Cak Nun menekankan pentingnya niat di balik suatu amalan baru. Jika tujuan dari inovasi tersebut adalah untuk membawa kebaikan, meningkatkan pemahaman agama, dan memperkuat iman umat, maka hal itu bisa dianggap positif. “Bid’ah yang baik adalah yang mendatangkan maslahat, membawa pada kebaikan dan kedekatan kepada Allah,” ujar Cak Nun dalam salah satu ceramahnya .

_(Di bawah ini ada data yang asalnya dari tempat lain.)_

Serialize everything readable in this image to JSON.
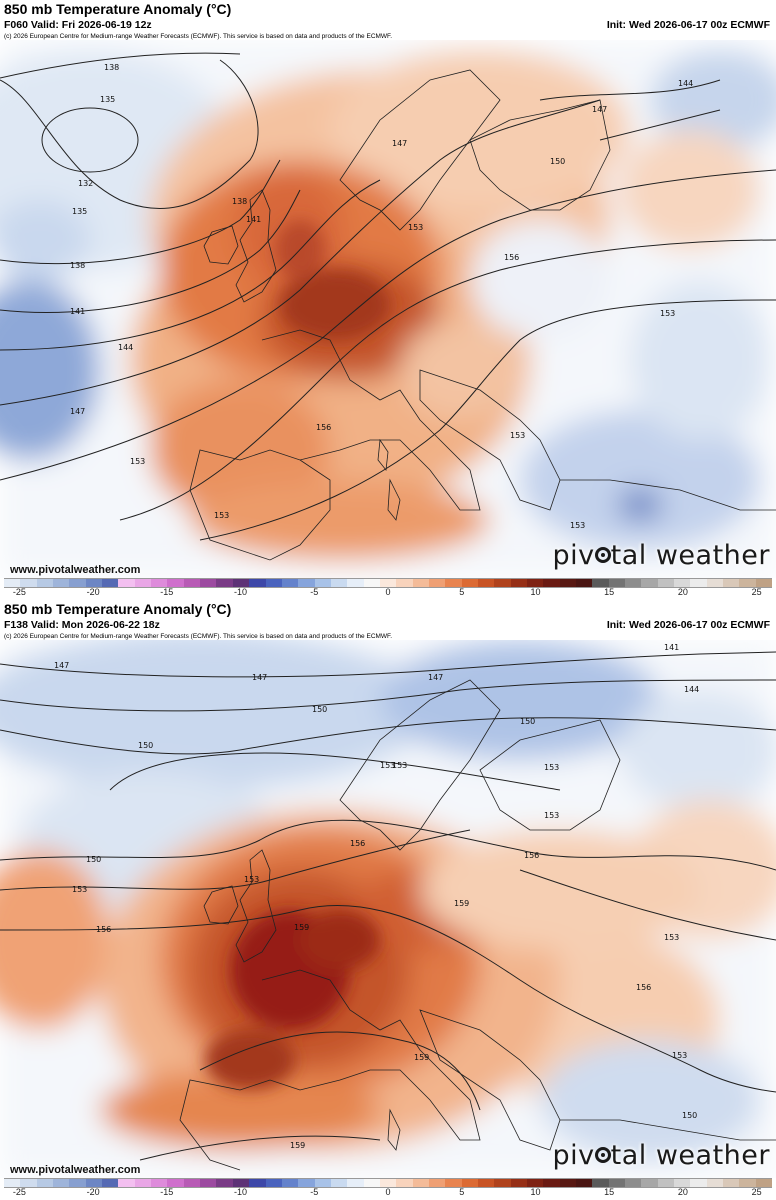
{
  "panels": [
    {
      "title": "850 mb Temperature Anomaly (°C)",
      "valid": "F060 Valid: Fri 2026-06-19 12z",
      "init": "Init: Wed 2026-06-17 00z ECMWF",
      "copyright": "(c) 2026 European Centre for Medium-range Weather Forecasts (ECMWF). This service is based on data and products of the ECMWF.",
      "website": "www.pivotalweather.com",
      "brand": "pivotal weather",
      "contour_labels": [
        "138",
        "135",
        "132",
        "135",
        "138",
        "141",
        "144",
        "147",
        "153",
        "147",
        "150",
        "147",
        "153",
        "141",
        "138",
        "156",
        "153",
        "156",
        "153",
        "153",
        "153",
        "144"
      ]
    },
    {
      "title": "850 mb Temperature Anomaly (°C)",
      "valid": "F138 Valid: Mon 2026-06-22 18z",
      "init": "Init: Wed 2026-06-17 00z ECMWF",
      "copyright": "(c) 2026 European Centre for Medium-range Weather Forecasts (ECMWF). This service is based on data and products of the ECMWF.",
      "website": "www.pivotalweather.com",
      "brand": "pivotal weather",
      "contour_labels": [
        "147",
        "147",
        "141",
        "144",
        "150",
        "150",
        "147",
        "150",
        "153",
        "153",
        "150",
        "153",
        "156",
        "156",
        "156",
        "159",
        "159",
        "159",
        "159",
        "153",
        "153",
        "156",
        "153",
        "153",
        "153",
        "150"
      ]
    }
  ],
  "colorbar": {
    "ticks": [
      "-25",
      "-20",
      "-15",
      "-10",
      "-5",
      "0",
      "5",
      "10",
      "15",
      "20",
      "25"
    ],
    "colors": [
      "#e4ecf6",
      "#cfdcee",
      "#b6c9e4",
      "#9eb4da",
      "#879fd0",
      "#6d86c4",
      "#5569b4",
      "#f3bff0",
      "#e9a6e6",
      "#de8bdb",
      "#cf6fcc",
      "#b85ab5",
      "#9c4aa0",
      "#7a3b86",
      "#5d3276",
      "#3d47a8",
      "#4a63be",
      "#6482cc",
      "#86a4dc",
      "#a8c2e8",
      "#c9daf0",
      "#e6eef8",
      "#f7f7f7",
      "#fbe8dc",
      "#f8d3bc",
      "#f4bb98",
      "#ef9f73",
      "#e8834f",
      "#dc6a33",
      "#c85324",
      "#b0421c",
      "#962f16",
      "#7e2213",
      "#6a1a12",
      "#581812",
      "#4a1512",
      "#5a5a5a",
      "#737373",
      "#8d8d8d",
      "#a7a7a7",
      "#c1c1c1",
      "#d9d9d9",
      "#ececec",
      "#e6ddd5",
      "#d9c8b8",
      "#ccb49c",
      "#bfa184"
    ],
    "units": "°C"
  }
}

Dalam konteks modern yang penuh dengan perubahan dan tantangan baru, Cak Nun mengajak umat Islam untuk tidak kaku dalam menilai amalan-amalan yang dianggap sebagai bid'ah. Ia melihat fleksibilitas dalam penafsiran sebagai sesuatu yang penting agar ajaran Islam tetap relevan dan bisa memberikan solusi bagi permasalahan kontemporer. “Kita hidup di zaman yang berubah, dan ajaran agama harus bisa menyesuaikan tanpa menghilangkan esensinya,” tuturnya .
Cak Nun mengajak kita untuk memandang bid'ah dari perspektif manfaat dan relevansi, bukan semata-mata berdasarkan apakah itu dilakukan di zaman Nabi atau tidak. Ia percaya bahwa selama amalan tersebut membawa kebaikan dan tidak bertentangan dengan prinsip dasar agama, maka itu bisa diterima. Pandangan ini memberikan ruang bagi umat untuk beradaptasi dengan perubahan zaman, sekaligus memperkaya praktik keagamaan dengan inovasi yang bermakna dan berfaedah .
Dengan pendekatan yang lebih kontekstual, Cak Nun mendorong pemahaman yang lebih luas dan inklusif, membuka jalan bagi adaptasi ajaran Islam dalam kehidupan modern tanpa kehilangan esensi dan nilai-nilai dasarnya.